Data privacy has senior management visibility as organizations are required to minimize the risk of sensitive data, such as customer payment information or health records being exposed through fraud or data breaches. Complying with the growing data privacy standards and regulations, including CCPA, PCI DSS, GDPR, and HIPAA, is an ever-changing challenge that requires consistent policies and tools that work across the enterprise.
Securing data at the file system level, or in PCI terms ‘data-at-rest’, is possible through encryption by the storage hardware, the operating system, the database server or the application. Encryption when performed by the database server as seen in Oracle, SQL Server, and DB2 is known as transparent data encryption (TDE). Postgres today does not have native TDE capability.
CipherTrust from leading enterprise data security provider Thales secures data-at-rest without requiring changes to the database or associated applications. The solution also includes Vormetric Data Security Manager (DSM) which provides a unified, centralized platform for managing encryption keys and policies across an enterprise’s storage, databases and applications.
EDB has partnered with Thales to bring this security solution to EDB Postgres Advanced.
Before announcing the joint solution to our customers, EDB and Thales put it through a validation process.
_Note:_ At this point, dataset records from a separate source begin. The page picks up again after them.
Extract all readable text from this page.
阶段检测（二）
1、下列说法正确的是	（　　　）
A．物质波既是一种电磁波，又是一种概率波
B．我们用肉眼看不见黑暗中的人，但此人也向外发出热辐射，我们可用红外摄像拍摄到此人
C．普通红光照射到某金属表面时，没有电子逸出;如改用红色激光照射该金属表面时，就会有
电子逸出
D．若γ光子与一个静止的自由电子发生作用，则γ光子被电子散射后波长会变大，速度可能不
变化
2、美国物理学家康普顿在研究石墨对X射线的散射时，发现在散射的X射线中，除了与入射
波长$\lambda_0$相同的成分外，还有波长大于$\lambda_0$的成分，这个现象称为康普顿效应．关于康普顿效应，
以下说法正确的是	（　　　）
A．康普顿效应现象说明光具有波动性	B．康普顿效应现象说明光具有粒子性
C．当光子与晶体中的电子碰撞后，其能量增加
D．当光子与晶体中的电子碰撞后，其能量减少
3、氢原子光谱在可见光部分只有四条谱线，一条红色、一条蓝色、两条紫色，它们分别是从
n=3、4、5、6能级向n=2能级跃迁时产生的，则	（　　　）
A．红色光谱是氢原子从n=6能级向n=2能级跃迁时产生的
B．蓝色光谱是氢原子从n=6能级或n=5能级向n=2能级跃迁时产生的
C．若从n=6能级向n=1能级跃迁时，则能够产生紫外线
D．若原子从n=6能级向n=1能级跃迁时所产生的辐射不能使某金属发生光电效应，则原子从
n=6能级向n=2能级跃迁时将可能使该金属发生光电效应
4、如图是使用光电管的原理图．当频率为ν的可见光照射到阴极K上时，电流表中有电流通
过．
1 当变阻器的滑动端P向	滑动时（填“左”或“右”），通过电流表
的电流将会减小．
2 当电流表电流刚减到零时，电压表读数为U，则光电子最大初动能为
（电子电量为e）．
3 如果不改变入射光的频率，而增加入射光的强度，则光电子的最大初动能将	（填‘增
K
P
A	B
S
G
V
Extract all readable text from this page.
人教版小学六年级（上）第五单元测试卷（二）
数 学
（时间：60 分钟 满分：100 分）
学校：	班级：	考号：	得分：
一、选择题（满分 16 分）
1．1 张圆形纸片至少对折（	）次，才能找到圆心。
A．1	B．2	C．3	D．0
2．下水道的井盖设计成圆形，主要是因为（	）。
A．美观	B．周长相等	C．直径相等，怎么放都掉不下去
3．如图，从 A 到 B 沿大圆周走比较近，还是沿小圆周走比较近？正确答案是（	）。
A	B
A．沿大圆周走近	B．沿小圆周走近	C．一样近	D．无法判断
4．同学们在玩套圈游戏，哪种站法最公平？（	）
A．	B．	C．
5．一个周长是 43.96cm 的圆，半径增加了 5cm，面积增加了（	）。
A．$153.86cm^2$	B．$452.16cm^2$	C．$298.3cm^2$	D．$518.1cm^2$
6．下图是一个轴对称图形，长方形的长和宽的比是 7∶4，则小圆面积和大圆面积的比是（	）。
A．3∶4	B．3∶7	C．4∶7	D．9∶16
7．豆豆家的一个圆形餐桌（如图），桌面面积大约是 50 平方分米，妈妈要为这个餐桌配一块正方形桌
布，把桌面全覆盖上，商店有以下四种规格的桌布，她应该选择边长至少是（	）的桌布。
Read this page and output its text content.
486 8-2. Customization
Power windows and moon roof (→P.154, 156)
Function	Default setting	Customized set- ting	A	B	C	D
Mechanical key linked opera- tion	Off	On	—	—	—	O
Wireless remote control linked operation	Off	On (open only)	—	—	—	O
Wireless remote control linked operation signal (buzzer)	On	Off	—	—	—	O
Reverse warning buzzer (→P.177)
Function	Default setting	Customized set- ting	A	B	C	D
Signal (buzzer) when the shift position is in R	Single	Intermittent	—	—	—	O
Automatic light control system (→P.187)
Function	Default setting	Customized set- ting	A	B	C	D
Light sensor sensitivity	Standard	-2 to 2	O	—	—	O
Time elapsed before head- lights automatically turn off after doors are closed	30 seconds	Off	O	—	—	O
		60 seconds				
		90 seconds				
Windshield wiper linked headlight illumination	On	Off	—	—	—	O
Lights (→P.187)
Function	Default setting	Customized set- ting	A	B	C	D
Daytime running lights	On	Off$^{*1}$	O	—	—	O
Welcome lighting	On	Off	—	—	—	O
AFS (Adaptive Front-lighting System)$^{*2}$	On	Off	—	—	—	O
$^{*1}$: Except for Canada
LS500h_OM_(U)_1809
The goal here was to prove out that VTE’s granular, least-privileged user access policies worked as expected with EDB Postgres Advanced Server, along with seeing auditing and encryption key management in operation.
My colleagues Tushar Ahuja and Rajkumar Raghuwanshi have blogged details of the validation effort along with performance impact on our sample application with the solution enabled. As the saying goes, performance will vary with your specific workload. Overall we were pleased with the results.
Implementing the CipherTrust solution requires the following components:
1. EDB Postgres Advanced installed and in operation.
2. Vormetric Data Security Platform (DSM) installed and operational.
3. A VTE agent on the Postgres host registered to the DSM.
A good resource from Thales is the Vormetric Guide: VTE Implementation for Postgres.
Peace of Mind
If you are following best practices with layers of protection for securing data from attack, including VTE enables you to answer data-at-rest security concerns. If you are already using Thales to manage data security policies in your enterprise, this validated solution enables you to extend your implementation to include EDB Postgres Advanced Server. The Thales and EnterpriseDB partnership gives you the peace of mind that your Postgres data is secure and supported.